Google DeepMind has released Gemini Robotics-ER 1.6, an upgrade to its reasoning-first model for physical agents. The announcement describes improvements over both Gemini Robotics-ER 1.5 and Gemini 3.0 Flash in spatial and physical reasoning capabilities — specifically pointing, counting, and success detection. It also introduces a new capability, instrument reading, developed through collaboration with Boston Dynamics.

The model is available to developers via the Gemini API and Google AI Studio, with a developer Colab providing examples of configuration and prompting for embodied reasoning tasks.

Pointing as a foundation for spatial reasoning

The announcement gives considerable weight to pointing — the model’s ability to identify specific locations or objects in a scene — as a foundational capability for robotics. Pointing in this context is not simply object detection; the post describes it as supporting multiple reasoning modes including spatial reasoning (precision detection and counting), relational logic (comparing objects, defining from-to relationships), motion reasoning (mapping trajectories and identifying grasp points), and constraint compliance (identifying objects meeting specified conditions, like “every object small enough to fit inside the blue cup”).

According to the post, Gemini Robotics-ER 1.6 can use points as intermediate reasoning steps toward more complex tasks — for example, using points to count items in an image or to identify salient positions that inform mathematical operations for metric estimation.

Success detection and multi-view understanding

The post identifies success detection — determining when a task is finished — as “a cornerstone of autonomy.” For a robot to operate without constant human supervision, it needs to know whether an action succeeded, whether to retry, or whether to move to the next step in a sequence. The announcement says this requires sophisticated perception combined with broad world knowledge to handle factors like occlusions, poor lighting, and ambiguous instructions.

Multi-view reasoning compounds the difficulty. Most production robotics setups use multiple cameras — the post mentions overhead and wrist-mounted feeds as a typical configuration. Gemini Robotics-ER 1.6 advances multi-view reasoning to better handle multiple camera streams and the relationships between them, including in dynamic or occluded environments.

Instrument reading: a capability developed with Boston Dynamics

The new instrument reading capability is described as emerging from a specific real-world need surfaced by Boston Dynamics. Industrial facilities require constant monitoring of gauges, thermometers, pressure instruments, and chemical sight glasses. The Spot robot can visit instruments throughout a facility and capture images of them; the question is whether the vision-language model can accurately interpret what it sees.
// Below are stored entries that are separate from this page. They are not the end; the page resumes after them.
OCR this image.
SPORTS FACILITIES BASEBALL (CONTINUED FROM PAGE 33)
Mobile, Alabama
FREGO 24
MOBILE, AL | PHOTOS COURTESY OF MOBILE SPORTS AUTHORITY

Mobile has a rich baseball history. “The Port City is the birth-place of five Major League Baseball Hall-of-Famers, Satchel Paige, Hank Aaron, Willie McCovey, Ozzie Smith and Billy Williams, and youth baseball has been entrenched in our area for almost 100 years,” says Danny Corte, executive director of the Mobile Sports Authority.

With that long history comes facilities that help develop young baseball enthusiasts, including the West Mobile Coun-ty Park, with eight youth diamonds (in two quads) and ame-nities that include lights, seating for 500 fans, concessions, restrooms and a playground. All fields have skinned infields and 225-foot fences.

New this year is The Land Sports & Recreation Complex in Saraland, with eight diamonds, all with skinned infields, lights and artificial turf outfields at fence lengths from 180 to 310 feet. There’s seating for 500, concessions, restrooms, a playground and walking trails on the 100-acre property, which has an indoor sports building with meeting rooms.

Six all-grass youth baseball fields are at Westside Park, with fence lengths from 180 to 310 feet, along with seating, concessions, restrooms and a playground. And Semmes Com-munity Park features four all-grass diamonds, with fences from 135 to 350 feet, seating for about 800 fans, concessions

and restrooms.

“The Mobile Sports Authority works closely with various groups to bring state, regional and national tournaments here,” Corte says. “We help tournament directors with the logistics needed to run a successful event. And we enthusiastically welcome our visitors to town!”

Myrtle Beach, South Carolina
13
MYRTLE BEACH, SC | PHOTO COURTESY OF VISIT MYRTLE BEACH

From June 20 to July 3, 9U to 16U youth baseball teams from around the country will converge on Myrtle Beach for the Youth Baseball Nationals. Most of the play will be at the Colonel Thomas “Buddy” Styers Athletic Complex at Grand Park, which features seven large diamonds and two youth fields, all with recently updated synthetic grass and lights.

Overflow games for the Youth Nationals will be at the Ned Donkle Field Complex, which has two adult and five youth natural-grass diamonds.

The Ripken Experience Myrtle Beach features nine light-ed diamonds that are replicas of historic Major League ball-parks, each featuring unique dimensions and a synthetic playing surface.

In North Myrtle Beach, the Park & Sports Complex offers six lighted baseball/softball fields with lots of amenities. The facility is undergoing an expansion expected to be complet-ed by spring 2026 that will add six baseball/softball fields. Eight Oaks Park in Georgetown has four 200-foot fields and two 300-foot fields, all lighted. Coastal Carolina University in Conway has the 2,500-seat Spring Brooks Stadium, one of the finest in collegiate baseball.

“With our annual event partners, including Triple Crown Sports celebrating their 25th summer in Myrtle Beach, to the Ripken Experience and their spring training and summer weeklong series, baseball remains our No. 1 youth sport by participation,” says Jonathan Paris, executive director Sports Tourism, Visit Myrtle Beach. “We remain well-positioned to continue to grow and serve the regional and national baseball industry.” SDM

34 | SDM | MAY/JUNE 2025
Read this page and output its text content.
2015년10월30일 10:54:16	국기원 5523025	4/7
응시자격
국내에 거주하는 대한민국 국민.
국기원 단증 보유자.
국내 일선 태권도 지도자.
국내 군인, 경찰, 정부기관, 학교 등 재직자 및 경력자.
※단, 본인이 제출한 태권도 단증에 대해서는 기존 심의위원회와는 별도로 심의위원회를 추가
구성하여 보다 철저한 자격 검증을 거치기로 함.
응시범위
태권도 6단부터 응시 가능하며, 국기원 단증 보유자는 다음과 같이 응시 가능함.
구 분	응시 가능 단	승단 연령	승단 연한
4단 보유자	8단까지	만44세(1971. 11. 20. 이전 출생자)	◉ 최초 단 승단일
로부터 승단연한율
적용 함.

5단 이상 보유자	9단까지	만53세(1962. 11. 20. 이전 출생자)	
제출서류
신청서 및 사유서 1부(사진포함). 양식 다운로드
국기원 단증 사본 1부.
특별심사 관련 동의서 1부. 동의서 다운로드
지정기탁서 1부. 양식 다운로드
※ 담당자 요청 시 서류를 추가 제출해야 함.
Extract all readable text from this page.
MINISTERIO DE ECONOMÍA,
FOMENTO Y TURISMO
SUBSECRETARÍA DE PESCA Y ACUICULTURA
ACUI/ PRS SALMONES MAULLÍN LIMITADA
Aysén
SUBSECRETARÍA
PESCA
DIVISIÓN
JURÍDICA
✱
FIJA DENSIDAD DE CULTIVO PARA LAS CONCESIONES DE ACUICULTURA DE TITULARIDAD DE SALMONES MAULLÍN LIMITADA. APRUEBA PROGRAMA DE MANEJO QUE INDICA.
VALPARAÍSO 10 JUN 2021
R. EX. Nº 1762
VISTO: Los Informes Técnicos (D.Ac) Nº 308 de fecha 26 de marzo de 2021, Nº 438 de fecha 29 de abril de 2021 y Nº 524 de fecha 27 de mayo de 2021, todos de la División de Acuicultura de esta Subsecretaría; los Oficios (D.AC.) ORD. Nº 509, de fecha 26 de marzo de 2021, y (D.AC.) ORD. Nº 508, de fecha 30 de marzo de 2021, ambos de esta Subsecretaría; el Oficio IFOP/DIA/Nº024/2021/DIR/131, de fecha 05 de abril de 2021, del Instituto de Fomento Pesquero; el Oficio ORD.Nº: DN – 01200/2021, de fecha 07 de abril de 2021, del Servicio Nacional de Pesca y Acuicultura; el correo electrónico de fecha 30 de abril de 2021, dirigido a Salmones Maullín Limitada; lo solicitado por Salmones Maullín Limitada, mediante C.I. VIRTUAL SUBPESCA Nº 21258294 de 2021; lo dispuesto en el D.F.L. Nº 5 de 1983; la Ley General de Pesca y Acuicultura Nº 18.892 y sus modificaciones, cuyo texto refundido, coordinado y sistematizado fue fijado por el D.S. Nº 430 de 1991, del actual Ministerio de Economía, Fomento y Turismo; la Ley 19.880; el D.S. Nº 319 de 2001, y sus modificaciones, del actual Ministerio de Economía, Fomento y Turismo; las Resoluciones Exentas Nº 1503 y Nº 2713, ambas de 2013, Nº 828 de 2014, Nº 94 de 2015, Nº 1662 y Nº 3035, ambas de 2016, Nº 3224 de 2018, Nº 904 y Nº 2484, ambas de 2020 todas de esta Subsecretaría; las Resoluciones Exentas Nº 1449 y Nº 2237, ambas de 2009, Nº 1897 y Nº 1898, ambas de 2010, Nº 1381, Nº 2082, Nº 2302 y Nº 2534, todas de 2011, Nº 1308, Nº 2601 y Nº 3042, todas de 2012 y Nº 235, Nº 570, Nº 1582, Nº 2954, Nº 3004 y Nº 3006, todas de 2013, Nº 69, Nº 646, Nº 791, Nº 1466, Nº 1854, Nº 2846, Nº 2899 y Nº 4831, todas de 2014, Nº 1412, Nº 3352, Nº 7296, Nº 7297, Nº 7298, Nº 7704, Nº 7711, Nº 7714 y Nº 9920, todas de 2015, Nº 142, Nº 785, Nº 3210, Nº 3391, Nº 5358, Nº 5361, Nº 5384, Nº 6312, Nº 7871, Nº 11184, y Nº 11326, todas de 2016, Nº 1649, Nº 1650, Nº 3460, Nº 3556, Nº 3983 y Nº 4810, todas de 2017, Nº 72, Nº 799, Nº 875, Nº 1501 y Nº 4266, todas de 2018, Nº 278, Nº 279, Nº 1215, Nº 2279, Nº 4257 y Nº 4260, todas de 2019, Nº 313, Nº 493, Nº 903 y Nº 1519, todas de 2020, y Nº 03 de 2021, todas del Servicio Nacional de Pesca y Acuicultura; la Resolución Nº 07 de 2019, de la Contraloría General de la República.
Gauges often have text describing units, multiple needles corresponding to different decimal places, and ambiguous tick marks. Sight glasses require estimating liquid fill levels while accounting for camera perspective distortion. The post describes how the model approaches this using what it calls “agentic vision”: a combination of visual reasoning and code execution. The model zooms into an image to read small details, uses pointing and code execution to estimate proportions and intervals, and then applies world knowledge to interpret the result.

Marco da Silva, Vice President and General Manager of Spot at Boston Dynamics, said: “Capabilities like instrument reading and more reliable task reasoning will enable Spot to see, understand, and react to real-world challenges completely autonomously.”

Safety improvements

The announcement states that Gemini Robotics-ER 1.6 is the lab’s safest robotics model to date. It demonstrates superior compliance with Gemini safety policies on adversarial spatial reasoning tasks relative to all previous generations. The post also notes “substantially improved capacity to adhere to physical safety constraints” — specifically, better decisions about which objects can be safely manipulated under physical or material constraints such as “don’t handle liquids” or “don’t pick up objects heavier than 20kg.”

DeepMind also tested the model against real-life injury reports, using text and video scenarios. The post reports that Gemini Robotics-ER models improve over baseline Gemini 3.0 Flash performance by 6% on text injury-risk perception and 10% on video injury-risk perception.